Он начал рассказывать ей о тайном обществе, о том, что они сделали вчера, и сам поражался сумятице, в которой они жили последние две недели. Люба сидела на кровати, смотрела как он ест, слушала, не перебивая. Несколько раз он замолкал – она ждала, не задавая вопросов. Только один раз перебила:

– Так вот зачем ты ходил к Кондратию!

– Ну конечно, а ты что думала?

– Чего только я не думала, – махнула рукой Любовь Ивановна, – да лучше б так и было, как я думала…
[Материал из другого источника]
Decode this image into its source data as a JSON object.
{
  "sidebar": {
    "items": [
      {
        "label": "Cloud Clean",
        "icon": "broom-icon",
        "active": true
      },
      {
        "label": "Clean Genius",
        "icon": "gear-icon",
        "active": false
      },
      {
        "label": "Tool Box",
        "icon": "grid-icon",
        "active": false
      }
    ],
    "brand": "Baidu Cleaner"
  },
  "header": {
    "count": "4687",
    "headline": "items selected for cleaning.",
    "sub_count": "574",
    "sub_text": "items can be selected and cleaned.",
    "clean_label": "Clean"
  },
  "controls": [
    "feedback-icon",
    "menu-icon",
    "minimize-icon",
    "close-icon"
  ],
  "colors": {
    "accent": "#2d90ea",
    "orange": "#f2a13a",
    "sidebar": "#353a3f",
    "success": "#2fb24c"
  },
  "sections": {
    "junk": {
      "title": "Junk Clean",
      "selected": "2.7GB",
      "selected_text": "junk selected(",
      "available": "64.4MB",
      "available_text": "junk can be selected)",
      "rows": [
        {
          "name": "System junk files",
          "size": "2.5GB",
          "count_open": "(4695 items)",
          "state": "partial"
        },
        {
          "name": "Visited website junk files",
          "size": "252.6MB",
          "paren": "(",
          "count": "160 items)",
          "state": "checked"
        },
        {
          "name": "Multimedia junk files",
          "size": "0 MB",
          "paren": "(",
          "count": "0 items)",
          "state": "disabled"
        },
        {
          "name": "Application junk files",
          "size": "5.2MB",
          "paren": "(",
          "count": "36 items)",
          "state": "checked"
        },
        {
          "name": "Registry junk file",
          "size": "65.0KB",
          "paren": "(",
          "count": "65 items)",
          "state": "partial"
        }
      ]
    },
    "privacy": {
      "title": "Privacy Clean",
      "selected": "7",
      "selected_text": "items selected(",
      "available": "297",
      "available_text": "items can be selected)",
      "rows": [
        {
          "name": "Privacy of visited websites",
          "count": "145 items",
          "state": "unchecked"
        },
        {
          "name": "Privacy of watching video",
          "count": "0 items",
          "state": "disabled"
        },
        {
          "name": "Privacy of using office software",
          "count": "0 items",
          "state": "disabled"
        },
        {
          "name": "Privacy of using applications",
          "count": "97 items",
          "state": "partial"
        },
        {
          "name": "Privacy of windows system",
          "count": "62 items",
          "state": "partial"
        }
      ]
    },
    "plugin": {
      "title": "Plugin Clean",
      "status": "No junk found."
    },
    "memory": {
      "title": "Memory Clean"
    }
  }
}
Она подозревала, что ее Николушку друзья познакомили с чьей–нибудь молоденькой сестрой на этих вечеринках. А то были и не вечеринки вовсе. То было нечто, навсегда переворачивающее их жизнь. Бестужев поел, выпил бокал красного вина и молчал, глядя на огонь.

– А… что со всеми нашими… Александр, Мишель, Пьер? А Торсон? А Рылеев?

– Рылеев ушел раньше – сейчас он или дома, или взят. Об остальных ничего не знаю. Александра с Мишелем последний раз видел, как начали палить… Ничего не знаю.

– Что ж вы наделали, мальчики, – качала головой Люба, – как же вы о матери не подумали, как она это перенесет, бедная! Как же ты обо мне не подумал?

– Люба! – он ударил кулаком по колену. – Ради всего святого – не казни. И так сердце болит!

– А мне каково: приходит, чтобы сказать, что мы в последний раз видимся! – она замолчала и побелела. Слова, которые она только что произнесла, ужаснули ее.

– Коко! Как такое может быть? Как я буду жить без тебя?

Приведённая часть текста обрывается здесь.